Adding red-pepper flakes
Sauce mixed

7. Taste for salt and add a pinch of salt if needed.

Sauce awaiting the pasta

8. While the sauce is cooking, bring a large pot of lightly salted water to a boil.

9. Cook the pasta until it is just before “al dente.”

10. Using tongs transfer the pasta to the sauce. Reserve some of the pasta water. Toss the pasta in the sauce and cook for a few minutes until al dente. If necessary, add some of the reserved water to the pasta.

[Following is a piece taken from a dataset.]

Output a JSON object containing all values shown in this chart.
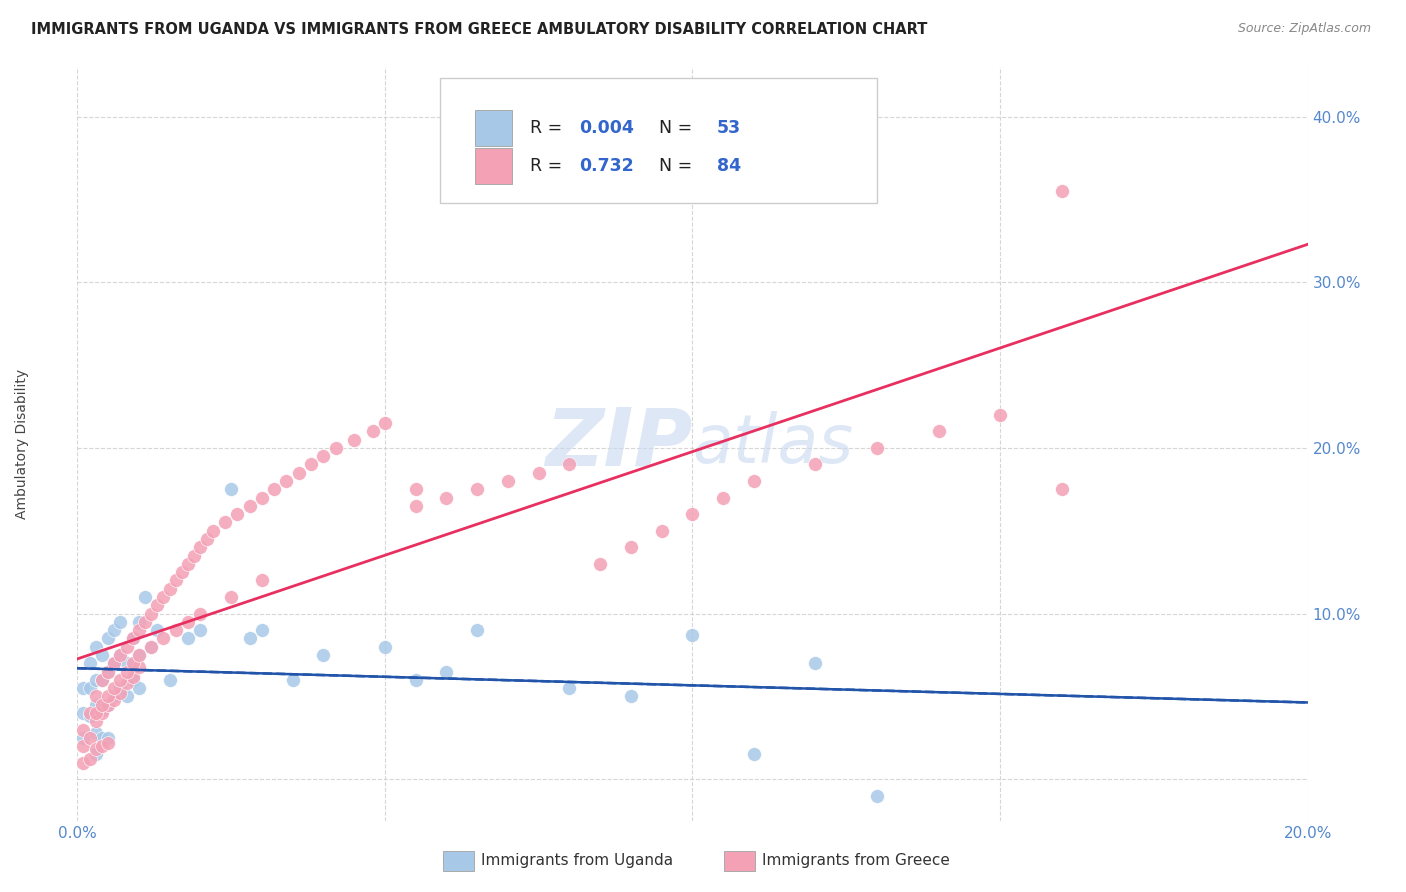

Adding the pasta to the sauce
Tossing the pasta in the sauce

12. Serve the pasta in a warmed pasta bowls.

Sicilian Anchovy Pasta

Wine Pairing: An Italian white, Vernaccia di San Gimignano, Greco di Tufo

13 thoughts on “Sicilian Anchovy Pasta

  1. It is so great to have you back blogging, Roland – we missed these posts dearly. This recipe sounds tremendous. And your story of growing up eating (or not) anchovies reminds me of my first anchovy experience. Tricia and I were on our honeymoon in Sydney and while sitting at a sidewalk bistro, my salad came with large anchovies on top. Loving seafood, I put the entire thing in my mouth and involuntarily projectile spit it onto the busy sidewalk barely missing pedestrians. This did not help our American reputation in the world. Great post!

  2. AMAZING! This is a fantastic recipe that virtually replicates one my Sicilian grandmother always made. Her’s used both dark and golden raisins and a few dates. I’ve always believed this dish truly shows the Moorish or Arabic influence in Sicilian cuisine! Stupendous flavor.